Joan Dixon is a looker extraordinaire with bedroom eyes; she looks a bit like Gail Russell without the added soulfulness. The script and the direction don't do her any favors. Ms. Dixon gets the worst dialogue lines when she talks about wanting a future that goes like a rocket. The writers also have her using baseball metaphors to describe Joe being out of his league, income-wise. I afraid Dixon gets chalked up as another Howard Hughes-RKO find who had potential but didn't stick around too long. Roadblock was her biggest picture; perhaps acting wasn't her main interest. At least Joan didn't end up shoehorned into a skimpy harem costume for the flesh parade Son of Sinbad, with a dozen or so other ex-starlets on Hughes' payroll.

Roadblock can't hide its cheapness. The plot centers around a major train robbery, which happens off-screen and is instead represented by a Lionel train setup Joe Peters toys with in a country store up in the mountains. I wouldn't be surprised to find out that the outdoorsy stuff hunting and fishing, as well as the frequent talk about airplanes, was inserted into the script to keep RKO chief Hughes happy. Stock shots abound. A car crash high up on Mulholland Drive is represented by a miniature effects stock shot from the original 1940 High Sierra -- that takes place on a flat parcel of desert. It doesn't cut well -- Charles McGraw gives the car a slight push, and across a cut it's suddenly going 40 mph.

The tense loser-noir ending has poor Joe and Diane making an escape attempt in a car chase through downtown Los Angeles. They end up in the massive concrete flood control riverbed, where if the cops don't get you, giant ants will.

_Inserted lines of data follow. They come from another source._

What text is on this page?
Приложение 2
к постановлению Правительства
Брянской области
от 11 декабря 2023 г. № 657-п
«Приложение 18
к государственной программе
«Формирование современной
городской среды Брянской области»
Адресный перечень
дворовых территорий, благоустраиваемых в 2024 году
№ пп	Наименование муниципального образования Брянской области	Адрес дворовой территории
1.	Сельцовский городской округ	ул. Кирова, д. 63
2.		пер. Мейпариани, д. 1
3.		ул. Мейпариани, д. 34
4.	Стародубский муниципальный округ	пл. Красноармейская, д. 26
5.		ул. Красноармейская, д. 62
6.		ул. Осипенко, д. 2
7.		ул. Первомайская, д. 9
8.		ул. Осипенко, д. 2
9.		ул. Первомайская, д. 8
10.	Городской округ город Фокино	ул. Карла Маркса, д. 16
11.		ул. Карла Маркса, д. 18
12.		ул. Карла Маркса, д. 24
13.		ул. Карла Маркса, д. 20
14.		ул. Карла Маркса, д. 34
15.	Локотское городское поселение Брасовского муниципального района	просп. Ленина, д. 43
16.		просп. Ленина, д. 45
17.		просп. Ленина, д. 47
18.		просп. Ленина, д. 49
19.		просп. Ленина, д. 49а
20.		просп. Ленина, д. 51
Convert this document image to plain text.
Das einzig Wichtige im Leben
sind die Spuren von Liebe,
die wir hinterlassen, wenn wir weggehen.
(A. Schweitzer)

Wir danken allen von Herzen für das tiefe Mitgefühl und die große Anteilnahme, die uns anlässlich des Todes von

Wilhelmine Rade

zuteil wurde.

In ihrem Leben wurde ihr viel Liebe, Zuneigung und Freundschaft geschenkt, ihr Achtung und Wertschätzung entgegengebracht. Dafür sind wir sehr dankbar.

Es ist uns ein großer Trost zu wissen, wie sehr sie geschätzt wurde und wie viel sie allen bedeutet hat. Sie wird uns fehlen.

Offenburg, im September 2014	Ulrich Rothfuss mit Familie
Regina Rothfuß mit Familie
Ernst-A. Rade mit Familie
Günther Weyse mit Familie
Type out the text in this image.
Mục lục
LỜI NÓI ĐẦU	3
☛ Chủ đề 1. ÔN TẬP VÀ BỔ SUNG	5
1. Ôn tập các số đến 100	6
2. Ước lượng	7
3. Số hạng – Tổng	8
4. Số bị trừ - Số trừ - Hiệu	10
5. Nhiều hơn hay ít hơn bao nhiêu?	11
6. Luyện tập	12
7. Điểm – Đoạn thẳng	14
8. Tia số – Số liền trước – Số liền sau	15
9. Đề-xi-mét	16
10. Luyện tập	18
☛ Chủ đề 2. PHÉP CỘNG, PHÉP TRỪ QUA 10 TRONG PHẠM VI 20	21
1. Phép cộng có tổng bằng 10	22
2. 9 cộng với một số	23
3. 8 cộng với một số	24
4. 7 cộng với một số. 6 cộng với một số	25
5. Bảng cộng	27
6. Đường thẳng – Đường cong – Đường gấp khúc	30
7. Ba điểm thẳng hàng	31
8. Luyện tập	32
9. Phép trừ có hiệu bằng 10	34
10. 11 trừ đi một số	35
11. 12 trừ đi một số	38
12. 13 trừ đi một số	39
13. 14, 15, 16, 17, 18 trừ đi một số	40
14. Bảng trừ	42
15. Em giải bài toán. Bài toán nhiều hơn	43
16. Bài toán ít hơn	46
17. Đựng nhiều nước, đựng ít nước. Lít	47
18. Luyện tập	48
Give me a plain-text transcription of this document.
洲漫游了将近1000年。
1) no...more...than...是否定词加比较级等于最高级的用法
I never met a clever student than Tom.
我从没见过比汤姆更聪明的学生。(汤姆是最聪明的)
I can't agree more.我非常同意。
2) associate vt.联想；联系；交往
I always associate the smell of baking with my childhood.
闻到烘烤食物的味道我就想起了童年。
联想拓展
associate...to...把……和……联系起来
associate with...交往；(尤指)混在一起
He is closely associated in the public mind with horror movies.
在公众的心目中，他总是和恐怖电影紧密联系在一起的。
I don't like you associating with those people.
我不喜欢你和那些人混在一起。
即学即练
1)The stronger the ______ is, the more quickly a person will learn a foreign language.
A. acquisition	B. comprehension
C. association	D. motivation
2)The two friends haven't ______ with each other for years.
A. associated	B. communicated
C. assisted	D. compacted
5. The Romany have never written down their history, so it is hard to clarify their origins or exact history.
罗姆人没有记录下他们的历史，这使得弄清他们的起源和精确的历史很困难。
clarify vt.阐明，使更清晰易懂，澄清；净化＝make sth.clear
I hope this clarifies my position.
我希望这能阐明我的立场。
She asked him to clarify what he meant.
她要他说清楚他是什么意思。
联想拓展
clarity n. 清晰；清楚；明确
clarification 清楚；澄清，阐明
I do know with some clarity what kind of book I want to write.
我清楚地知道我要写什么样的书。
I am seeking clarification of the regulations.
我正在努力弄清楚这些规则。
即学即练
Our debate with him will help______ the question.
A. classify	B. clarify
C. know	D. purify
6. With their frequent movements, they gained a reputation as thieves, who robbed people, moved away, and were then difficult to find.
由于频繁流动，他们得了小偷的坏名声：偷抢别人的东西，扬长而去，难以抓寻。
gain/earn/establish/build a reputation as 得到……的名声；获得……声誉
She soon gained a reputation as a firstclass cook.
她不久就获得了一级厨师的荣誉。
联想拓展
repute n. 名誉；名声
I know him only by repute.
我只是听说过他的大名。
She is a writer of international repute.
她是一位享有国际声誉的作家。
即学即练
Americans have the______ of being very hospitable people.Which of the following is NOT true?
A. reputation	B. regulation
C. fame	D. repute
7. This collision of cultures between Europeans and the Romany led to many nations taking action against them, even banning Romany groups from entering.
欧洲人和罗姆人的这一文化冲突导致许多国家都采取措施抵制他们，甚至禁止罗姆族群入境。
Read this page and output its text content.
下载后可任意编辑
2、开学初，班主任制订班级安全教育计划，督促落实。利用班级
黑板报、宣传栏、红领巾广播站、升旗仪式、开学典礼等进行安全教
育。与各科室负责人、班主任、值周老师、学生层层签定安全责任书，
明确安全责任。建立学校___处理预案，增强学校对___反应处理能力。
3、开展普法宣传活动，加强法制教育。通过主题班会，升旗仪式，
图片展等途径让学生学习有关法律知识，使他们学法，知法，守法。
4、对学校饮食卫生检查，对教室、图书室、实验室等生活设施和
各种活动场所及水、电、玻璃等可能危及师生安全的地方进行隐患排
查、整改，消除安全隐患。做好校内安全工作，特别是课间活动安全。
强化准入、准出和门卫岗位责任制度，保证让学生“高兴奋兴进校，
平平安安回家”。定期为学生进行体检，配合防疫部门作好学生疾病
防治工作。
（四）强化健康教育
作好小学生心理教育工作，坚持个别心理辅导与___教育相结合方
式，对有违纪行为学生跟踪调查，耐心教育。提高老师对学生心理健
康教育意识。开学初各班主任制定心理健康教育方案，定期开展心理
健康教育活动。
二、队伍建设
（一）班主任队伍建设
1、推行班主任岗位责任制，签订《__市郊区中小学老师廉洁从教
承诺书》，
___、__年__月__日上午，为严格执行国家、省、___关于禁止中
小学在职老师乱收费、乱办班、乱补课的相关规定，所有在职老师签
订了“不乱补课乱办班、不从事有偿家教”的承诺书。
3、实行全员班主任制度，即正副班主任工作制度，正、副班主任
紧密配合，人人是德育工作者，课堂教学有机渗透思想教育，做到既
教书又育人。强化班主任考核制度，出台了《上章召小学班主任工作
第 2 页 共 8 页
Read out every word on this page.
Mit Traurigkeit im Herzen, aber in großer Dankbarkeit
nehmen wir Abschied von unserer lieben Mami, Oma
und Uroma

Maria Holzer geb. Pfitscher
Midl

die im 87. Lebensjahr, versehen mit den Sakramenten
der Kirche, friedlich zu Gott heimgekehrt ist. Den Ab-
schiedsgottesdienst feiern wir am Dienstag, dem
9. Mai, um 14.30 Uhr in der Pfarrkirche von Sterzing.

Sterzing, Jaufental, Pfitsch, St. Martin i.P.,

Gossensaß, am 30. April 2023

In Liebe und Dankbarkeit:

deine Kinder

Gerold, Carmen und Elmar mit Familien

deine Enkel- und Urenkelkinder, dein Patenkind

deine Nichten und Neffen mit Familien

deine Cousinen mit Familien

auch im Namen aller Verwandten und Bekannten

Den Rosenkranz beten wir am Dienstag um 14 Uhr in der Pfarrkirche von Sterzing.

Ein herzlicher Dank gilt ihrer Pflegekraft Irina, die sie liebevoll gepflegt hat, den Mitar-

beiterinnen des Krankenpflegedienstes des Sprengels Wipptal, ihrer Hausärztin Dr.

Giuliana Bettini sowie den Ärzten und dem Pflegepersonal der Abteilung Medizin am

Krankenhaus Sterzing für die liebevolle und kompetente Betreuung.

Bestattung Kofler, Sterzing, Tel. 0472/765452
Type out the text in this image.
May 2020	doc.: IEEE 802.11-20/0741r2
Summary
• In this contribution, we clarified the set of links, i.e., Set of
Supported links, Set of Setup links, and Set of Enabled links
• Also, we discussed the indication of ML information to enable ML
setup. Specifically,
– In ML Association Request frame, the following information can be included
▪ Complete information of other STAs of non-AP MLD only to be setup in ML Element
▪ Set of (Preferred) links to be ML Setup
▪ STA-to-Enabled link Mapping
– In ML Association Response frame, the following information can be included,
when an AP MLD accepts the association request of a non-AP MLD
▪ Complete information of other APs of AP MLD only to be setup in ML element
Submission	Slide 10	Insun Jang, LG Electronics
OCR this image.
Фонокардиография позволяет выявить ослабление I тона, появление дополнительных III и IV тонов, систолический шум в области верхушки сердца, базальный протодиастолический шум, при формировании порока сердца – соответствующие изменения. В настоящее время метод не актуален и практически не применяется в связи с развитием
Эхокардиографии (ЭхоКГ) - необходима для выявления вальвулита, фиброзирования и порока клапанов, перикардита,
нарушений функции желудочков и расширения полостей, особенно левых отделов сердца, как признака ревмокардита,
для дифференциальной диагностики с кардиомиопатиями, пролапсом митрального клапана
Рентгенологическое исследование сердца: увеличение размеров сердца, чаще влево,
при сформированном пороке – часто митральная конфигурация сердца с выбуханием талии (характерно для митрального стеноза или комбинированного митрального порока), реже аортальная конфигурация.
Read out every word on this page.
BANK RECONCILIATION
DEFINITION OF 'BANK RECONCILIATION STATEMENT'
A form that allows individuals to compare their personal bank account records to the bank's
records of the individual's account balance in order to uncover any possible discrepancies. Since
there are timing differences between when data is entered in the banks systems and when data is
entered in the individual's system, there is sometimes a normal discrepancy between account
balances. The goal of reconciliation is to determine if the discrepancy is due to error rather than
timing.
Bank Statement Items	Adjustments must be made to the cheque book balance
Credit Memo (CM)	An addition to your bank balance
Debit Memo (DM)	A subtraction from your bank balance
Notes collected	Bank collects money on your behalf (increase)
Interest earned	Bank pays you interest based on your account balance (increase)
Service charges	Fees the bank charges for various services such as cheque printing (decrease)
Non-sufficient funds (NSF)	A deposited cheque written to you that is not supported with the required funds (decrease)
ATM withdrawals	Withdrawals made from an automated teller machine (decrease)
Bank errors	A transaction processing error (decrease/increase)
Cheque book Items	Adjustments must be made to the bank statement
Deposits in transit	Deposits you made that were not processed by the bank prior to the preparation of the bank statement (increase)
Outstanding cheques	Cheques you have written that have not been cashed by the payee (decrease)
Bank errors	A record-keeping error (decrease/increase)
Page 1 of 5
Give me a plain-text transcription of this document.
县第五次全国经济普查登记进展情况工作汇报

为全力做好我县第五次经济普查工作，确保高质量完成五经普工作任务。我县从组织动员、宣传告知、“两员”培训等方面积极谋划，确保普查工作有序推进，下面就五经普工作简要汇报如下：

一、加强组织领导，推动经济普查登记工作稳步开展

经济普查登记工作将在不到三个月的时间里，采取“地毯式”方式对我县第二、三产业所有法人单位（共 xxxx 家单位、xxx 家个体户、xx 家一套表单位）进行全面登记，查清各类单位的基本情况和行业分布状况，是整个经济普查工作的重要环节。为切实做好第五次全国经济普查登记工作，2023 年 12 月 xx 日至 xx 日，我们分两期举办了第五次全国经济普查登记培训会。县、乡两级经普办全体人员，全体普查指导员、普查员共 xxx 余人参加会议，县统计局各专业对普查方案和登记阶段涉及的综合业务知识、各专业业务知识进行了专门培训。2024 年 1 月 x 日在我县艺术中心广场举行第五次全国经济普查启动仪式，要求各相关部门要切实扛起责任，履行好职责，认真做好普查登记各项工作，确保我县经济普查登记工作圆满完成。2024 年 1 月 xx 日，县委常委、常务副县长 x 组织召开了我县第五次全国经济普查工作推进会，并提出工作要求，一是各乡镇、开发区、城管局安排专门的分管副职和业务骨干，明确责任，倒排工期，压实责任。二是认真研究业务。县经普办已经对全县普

Here's where the film pays off, with exciting scenes of bulky old Detroit cars racing in the giant culvert. Diane has by now morphed into a total lovesick innocent, and the only way Joe can show that he's still a decent guy is by pushing her out of the car onto the dirty cement. What are we supposed to make of this? A good man has gone bad and two men are dead, one of them an innocent guard. The film can't think of anybody to blame except Diane, by default: a woman who wanders out of a restrictive gender role is still assumed to be at fault. The exciting but rushed Roadblock comes out a vaguely misogynist noir.


The Warner Archive Collection DVD-R of Roadblock is an adequate encoding of this overachieving quickie production. Legendary cameraman Nicholas Musuraca could only do so much with a fifteen-day shooting schedule, so don't expect any of his signature intense visuals. Excepting the attractive close-ups of the film's female lead, the whole show is pretty plain-wrap. The image is in very good shape, however, with no appreciable damage.

We think that the WAC might have been holding out in search of a good soundtrack element for Roadblock, but what has survived is a bit tubby sounding. Also, a stretch of ninety seconds or so about 2/3 of the way through has a slight buzz. The original color poster art on the package cover makes Charles McGraw look like a morph between himself and Robert Ryan, as if it was a rush job and the artist had to rework an image already in the RKO file.  1


On a scale of Excellent, Good, Fair, and Poor, Roadblock rates:
Movie: Good
Video: Very Good
Sound: Good --
Supplements: none
Deaf and Hearing Impaired Friendly? N0; Subtitles: None
Packaging: Keep case
Reviewed: The Ides of March 15, 2014

Footnote:

1. A good book about the curious gravel-voiced star is Alan K. Rode's Charles McGraw: Biography of a Film Noir Tough Guy.